The oocyte was simulated as linear elastic. A Poisson ratio of 0.3 was used in the simulation. The Young’s modulus was implemented as a function of the injection speed, and calibrated based on experimental results for injection speeds of 0.1 mm/s and 1 mm/s. The necessity of a calibration for the young modulus of the oocyte can be explained considering the high computational cost associated with micro-mechanical models. Since the parameter of interest in the present study is the deformation of the external membrane of the oocyte, in order to drastically reduce the computation time of the analysis, the oocyte was considered as an empty shell positioned between the injection micropipette and the holding pipette. Therefore, the Young modulus of the oocyte’s membrane needs to be calibrated in order to make the oocyte deforming as observed in the experiment and to obtain values of the injection force close to those measured in experiments, where the oocyte is not an empty shell. The developed model is shown in
Figure 6.
4. Conclusions
In this article, the effect of the injection speed on oocyte deformation and injection force during Intracytoplasmic Sperm Injection of a zebrafish embryo has been studied experimentally. The range of injection speeds investigated was between 0.05 mm/s and 1 mm/s. The results show that a low injection speed is desirable to reduce the injection force, while a high speed has to be used for reducing oocyte deformation. In oder to obtain the optimum velocity, the force fluctuation represents a critical factor. In fact, the magnitude of force fluctuation has to be lower than 25% of the total force. This condition is satisfied only for injection speed less 0.6 mm/s. However, the optimum speed is a function of the particular system’s dynamic characteristics and, as such, in our experimental rig the optimum speed is determined to be within 0.4–0.6 mm/s.

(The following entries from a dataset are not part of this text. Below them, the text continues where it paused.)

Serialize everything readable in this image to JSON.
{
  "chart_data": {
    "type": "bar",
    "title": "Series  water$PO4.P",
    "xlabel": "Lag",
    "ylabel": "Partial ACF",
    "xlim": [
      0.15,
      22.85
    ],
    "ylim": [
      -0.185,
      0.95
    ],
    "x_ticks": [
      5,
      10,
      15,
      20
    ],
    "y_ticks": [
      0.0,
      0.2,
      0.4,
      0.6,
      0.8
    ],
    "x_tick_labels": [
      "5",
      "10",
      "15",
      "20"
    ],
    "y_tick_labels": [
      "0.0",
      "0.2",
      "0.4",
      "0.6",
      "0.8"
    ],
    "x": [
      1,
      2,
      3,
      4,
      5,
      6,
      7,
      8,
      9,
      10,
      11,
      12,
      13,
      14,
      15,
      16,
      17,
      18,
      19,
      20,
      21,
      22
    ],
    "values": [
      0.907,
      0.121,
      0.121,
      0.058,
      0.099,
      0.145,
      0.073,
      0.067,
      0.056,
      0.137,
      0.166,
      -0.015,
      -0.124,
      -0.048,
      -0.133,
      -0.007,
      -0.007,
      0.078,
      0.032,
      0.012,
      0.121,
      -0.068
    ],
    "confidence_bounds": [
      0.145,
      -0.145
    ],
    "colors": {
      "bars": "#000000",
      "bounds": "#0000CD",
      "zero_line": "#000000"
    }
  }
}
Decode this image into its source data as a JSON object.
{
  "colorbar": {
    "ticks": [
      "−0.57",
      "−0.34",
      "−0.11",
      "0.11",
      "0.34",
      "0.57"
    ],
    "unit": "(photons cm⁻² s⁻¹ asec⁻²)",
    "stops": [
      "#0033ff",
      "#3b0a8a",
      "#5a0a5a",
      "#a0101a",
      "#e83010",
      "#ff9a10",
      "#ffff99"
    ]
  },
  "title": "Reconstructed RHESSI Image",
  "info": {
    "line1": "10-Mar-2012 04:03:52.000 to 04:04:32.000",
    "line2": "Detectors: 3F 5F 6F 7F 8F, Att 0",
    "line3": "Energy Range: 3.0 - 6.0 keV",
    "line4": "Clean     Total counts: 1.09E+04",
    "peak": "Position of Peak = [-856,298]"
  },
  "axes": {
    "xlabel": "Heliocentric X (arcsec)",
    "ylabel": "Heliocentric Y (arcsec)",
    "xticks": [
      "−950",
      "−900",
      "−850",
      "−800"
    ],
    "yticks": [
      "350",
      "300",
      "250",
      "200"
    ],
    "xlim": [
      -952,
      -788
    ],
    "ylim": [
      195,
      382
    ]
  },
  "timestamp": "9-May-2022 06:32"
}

An analytical model and a FE model have also been developed and validated against experimental results. The former was calibrated to be able to link injection speed, injection force, and deformation at the moment of puncture. The latter proved to be able to predict the force-deformation trend over the whole range of injection speeds investigated. In addition, it provided additional information on the stress and deformation fields over the oocyte during injection. In particular, a stress concentration was observed in the contact area between the injection micropipette and the oocyte, which causes oocyte breakage. The deformation field was found to be not axial-symmetric, suggesting to use a three-dimensional model when studying ICSI. The model can be further adapted for oocyte deformation analysis in ICSI.